Пережитое не возникало в ее памяти с трезвой последовательностью, все было разорвано на куски отдельных впечатлений, будто она опять просматривала альбом со старыми фотографиями.

Варвара ползла по полю от танка к танку, от окопа к окопу, перевязывала раненых, вытаскивала их из-под огня. Перевязочный пункт находился в балочке за деревней, куда прибывали машины и забирали раненых. Она опять возвращалась на поле. Неизвестно, сколько это продолжалось. Варвара видела перед собой только обгорелую, пропахшую дымом, соляркой и мазутом землю, спутанные стебли пшеницы, вдавленные в землю колосья, осколки железа, снарядные ящики, рассыпанные бронебойные патроны, раздавленные винтовки и пулеметы, сорванные с танков башни, убитых бойцов, которые лежали то навзничь, то ничком, раскинув руки, то на боку, подогнув ноги, — как кого застала смерть.

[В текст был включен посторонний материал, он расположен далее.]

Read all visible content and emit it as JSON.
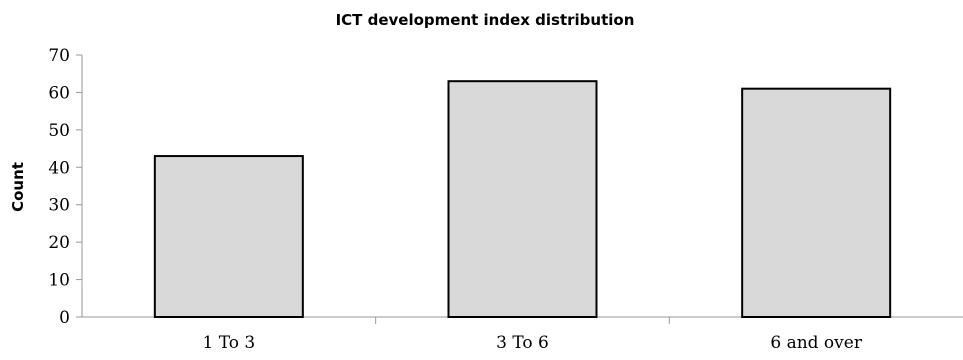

Среди всего этого мертвого мира ей светили живые глаза раненых, глаза, которые звали на помощь, заставляли побеждать страх, ползти, перевязывать и опять ползти из последних сил, доползать до балочки, подниматься, подсаживать раненых в машину и возвращаться туда, где лилась кровь.

Потом Варвара увидела, как из избы, где еще так недавно она стояла возле проема в снопах камыша, вышел подполковник Кустов, натягивая на голову танкистский шлем. Он легко вспрыгнул на броню танка, стоявшего под деревьями с заведенным мотором. Танк прошел совсем близко от нее, ей обжег лицо горячий воздух, она хотела что-то крикнуть, но Кустов уже исчез в танке, и люк башни закрылся. Танк шел туда, откуда Варвара выносила раненых, и она пошла за танком, боясь подумать о том, что ей придется, возможно, тащить на себе по полю обожженного, залитого кровью Кустова.

Варвара шла по полю и не могла уже распознать танк Кустова среди других танков, которые неожиданно вырвались из-за села на поле, обогнали ее и с ходу вступили в бой с немецкими танками. Варвара остановилась, пораженная стремительной мощью этого неожиданного движения, и тут опять увидела Кустова. Он медленно шел по полю среди воронок, держа в руке шлем, и седые его волосы блестели и казались синевато-зелеными. Остановившись рядом с Варварой, Кустов начал набивать табаком свою длинную трубку. Руки его дрожали. Варвара взяла у него спички. Он наклонил набок трубку и будто зачерпнул огонь из ее сложенных лодочкой ладоней.

— Ну, пошли? — сказал Кустов, затянувшись и выдохнув дым.

— Куда? Почему? — не поняла Варвара.

— Сгорела моя бригада, — сведенными в гримасу белыми губами громко прошептал Кустов, и Варвара увидела бездонную пустоту в его глазах. — Не видите, что сгорела?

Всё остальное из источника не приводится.